Comparison of immune cell yield and distribution in endocervical cytobrush (CB) and ectocervical biopsy samples. Percentage contribution of each cell subset, CD4+ T cells, CD8+ T cells, CD19+ B cells, CD14+ macrophages, and CD19neg/HLA-DQ+ dendritic cells (DC), as well as of cells that do not fit one of the described populations (‘‘unknown’’), to the total CD45+ population from cytobrush and biopsy samples. Data are averaged across three trial sites (Seattle, Chicago, Nairobi).
Role of herpes simplex virus (HSV) infection in sexual HIV transmission
Working with Drs. Jia Zhu, Anna Wald and Larry Corey, we have shown that genital HSV-2 infection increases the pool of mucosal CD4+ T cells available for HIV to infect [See also] . These infiltrates persist despite resolution of clinical lesions during acyclovir treatment, potentially explaining why acyclovir prophylaxis failed to lower HIV-1 incidence in clinical trials. This work has led to an ongoing collaboration in P01 AI030731, where we are evaluating how becoming infected with HSV-2 changes the genital immune milieu of adolescent women in Kenya. We also hope to provide insight into why women in sub-Saharan Africa tend to have more inflammation in the genital tract than their American counterparts, as has previously been reported.
Induction of interleukin 1 alpha (IL-1α) gene expression in vaginal epithelial cells by herpes simplex virus type 2 (HSV-2). Primary vaginal epithelial cells cultured from a healthy woman were exposed to either HSV-2 strain 186 or SD90, at a multiplicity of infection (MOI) of 0.1 and for the indicated time periods. IL-1α copy numbers were measured by reverse transcription digital droplet PCR assay. Unpublished data.

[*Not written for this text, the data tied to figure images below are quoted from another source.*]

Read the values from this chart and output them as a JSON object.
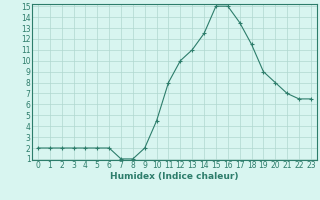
{
  "x": [
    0,
    1,
    2,
    3,
    4,
    5,
    6,
    7,
    8,
    9,
    10,
    11,
    12,
    13,
    14,
    15,
    16,
    17,
    18,
    19,
    20,
    21,
    22,
    23
  ],
  "y": [
    2,
    2,
    2,
    2,
    2,
    2,
    2,
    1,
    1,
    2,
    4.5,
    8,
    10,
    11,
    12.5,
    15,
    15,
    13.5,
    11.5,
    9,
    8,
    7,
    6.5,
    6.5
  ],
  "line_color": "#2d7d6b",
  "marker": "+",
  "bg_color": "#d8f5f0",
  "grid_color": "#b0d8d0",
  "xlabel": "Humidex (Indice chaleur)",
  "ylim": [
    1,
    15
  ],
  "xlim": [
    -0.5,
    23.5
  ],
  "yticks": [
    1,
    2,
    3,
    4,
    5,
    6,
    7,
    8,
    9,
    10,
    11,
    12,
    13,
    14,
    15
  ],
  "xticks": [
    0,
    1,
    2,
    3,
    4,
    5,
    6,
    7,
    8,
    9,
    10,
    11,
    12,
    13,
    14,
    15,
    16,
    17,
    18,
    19,
    20,
    21,
    22,
    23
  ],
  "title_fontsize": 6.5,
  "label_fontsize": 6.5,
  "tick_fontsize": 5.5
}
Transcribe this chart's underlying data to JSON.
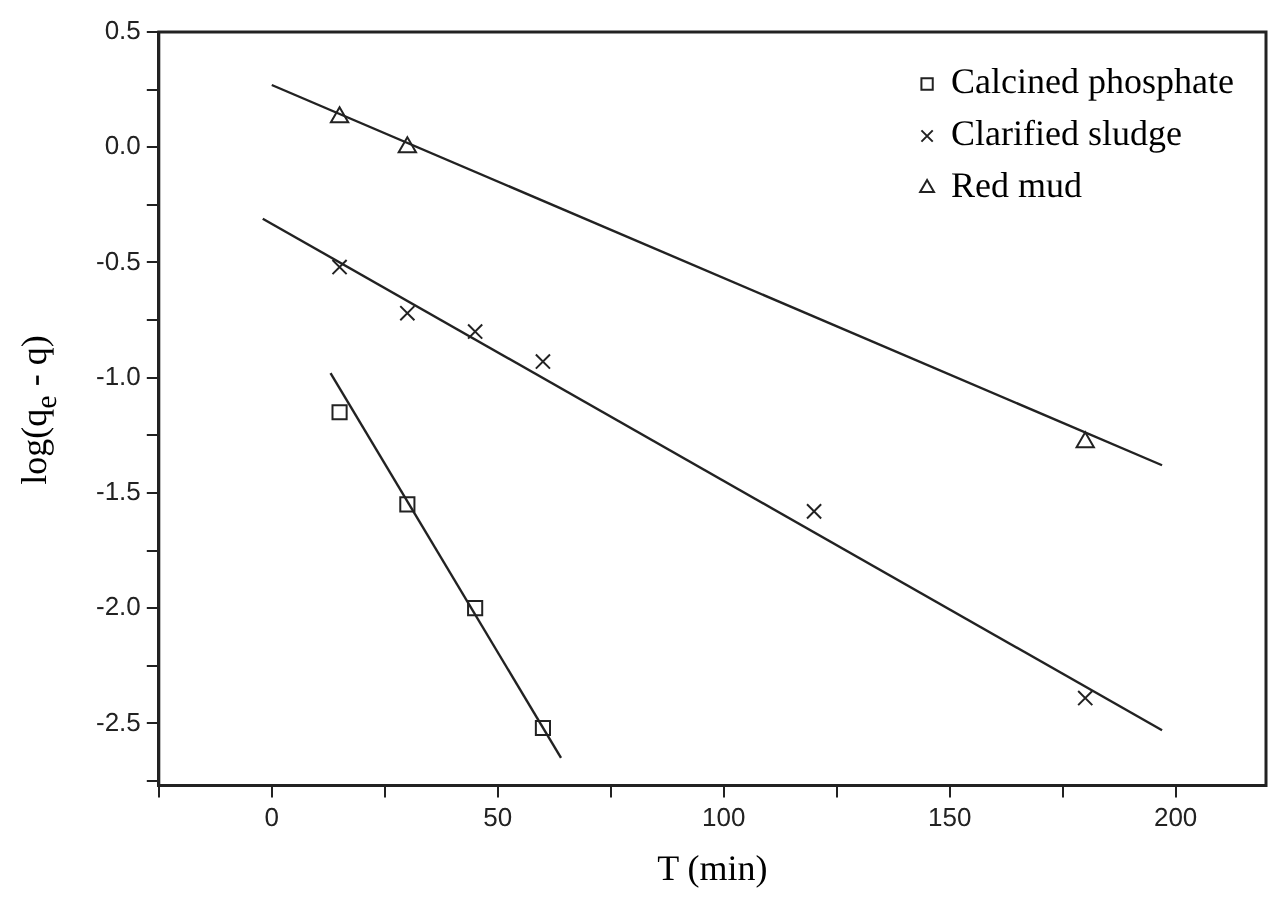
{
  "chart_data": {
    "type": "scatter",
    "xlabel": "T (min)",
    "ylabel": "log(q$_{e}$ - q)",
    "xlim": [
      -25,
      220
    ],
    "ylim": [
      -2.77,
      0.5
    ],
    "xticks": [
      {
        "value": -25,
        "label": null
      },
      0,
      {
        "value": 25,
        "label": null
      },
      50,
      {
        "value": 75,
        "label": null
      },
      100,
      {
        "value": 125,
        "label": null
      },
      150,
      {
        "value": 175,
        "label": null
      },
      200
    ],
    "yticks": [
      {
        "value": -2.75,
        "label": null
      },
      {
        "value": -2.5,
        "label": "-2.5"
      },
      {
        "value": -2.25,
        "label": null
      },
      {
        "value": -2,
        "label": "-2.0"
      },
      {
        "value": -1.75,
        "label": null
      },
      {
        "value": -1.5,
        "label": "-1.5"
      },
      {
        "value": -1.25,
        "label": null
      },
      {
        "value": -1,
        "label": "-1.0"
      },
      {
        "value": -0.75,
        "label": null
      },
      {
        "value": -0.5,
        "label": "-0.5"
      },
      {
        "value": -0.25,
        "label": null
      },
      {
        "value": 0,
        "label": "0.0"
      },
      {
        "value": 0.25,
        "label": null
      },
      {
        "value": 0.5,
        "label": "0.5"
      }
    ],
    "grid": false,
    "legend": "top right",
    "series": [
      {
        "name": "Calcined phosphate",
        "type": "scatter",
        "marker": "square",
        "color": "#222222",
        "x": [
          15,
          30,
          45,
          60
        ],
        "values": [
          -1.15,
          -1.55,
          -2.0,
          -2.52
        ]
      },
      {
        "name": "Clarified sludge",
        "type": "scatter",
        "marker": "cross",
        "color": "#222222",
        "x": [
          15,
          30,
          45,
          60,
          120,
          180
        ],
        "values": [
          -0.52,
          -0.72,
          -0.8,
          -0.93,
          -1.58,
          -2.39
        ]
      },
      {
        "name": "Red mud",
        "type": "scatter",
        "marker": "triangle",
        "color": "#222222",
        "x": [
          15,
          30,
          180
        ],
        "values": [
          0.13,
          0.0,
          -1.28
        ]
      },
      {
        "type": "line",
        "marker": "none",
        "color": "#222222",
        "x": [
          13,
          64
        ],
        "values": [
          -0.98,
          -2.65
        ]
      },
      {
        "type": "line",
        "marker": "none",
        "color": "#222222",
        "x": [
          -2,
          197
        ],
        "values": [
          -0.31,
          -2.53
        ]
      },
      {
        "type": "line",
        "marker": "none",
        "color": "#222222",
        "x": [
          0,
          197
        ],
        "values": [
          0.27,
          -1.38
        ]
      }
    ]
  }
}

Effects of progestin-containing contraceptives on HIV risk
Injectable hormonal contraceptives have been reported to make HIV acquisition more likely. We have evaluated several possible biological explanations for this increase in risk. We are currently active collaborators on further projects that investigate possible connections between hormonal contraceptives and HIV risk, which are funded by the National Institutes of Health and the Centers for Disease Control and Prevention.
Discovering mucosal biomarkers of premature birth
We are using mass cytometry (CyToF) to analyze the phenotypes and functions of neutrophil granulocytes in endocervical cytobrushes from pregnant women. The goal of these studies is to discover novel biomarkers of preterm birth that could be used to predict early in pregnancy which women are at risk of prematurity. This project is a collaboration supported through the Global Alliance to Prevent Prematurity and Stillbirth (GAPPS), which is funded by the Bill and Melinda Gates Foundation.
Impact of opioid use on regulatory RNA molecules in human semen
Rodent studies suggest transgenerational inheritance of epigenetic traits triggered by substance abuse. Inheritance that is not manifested in the genetic code could be delivered by regulatory RNA molecules in the germ line. As part of a grant from the National Institute on Drug Abuse (NIDA), we will survey exRNA molecules in human semen from heroin users and normal controls.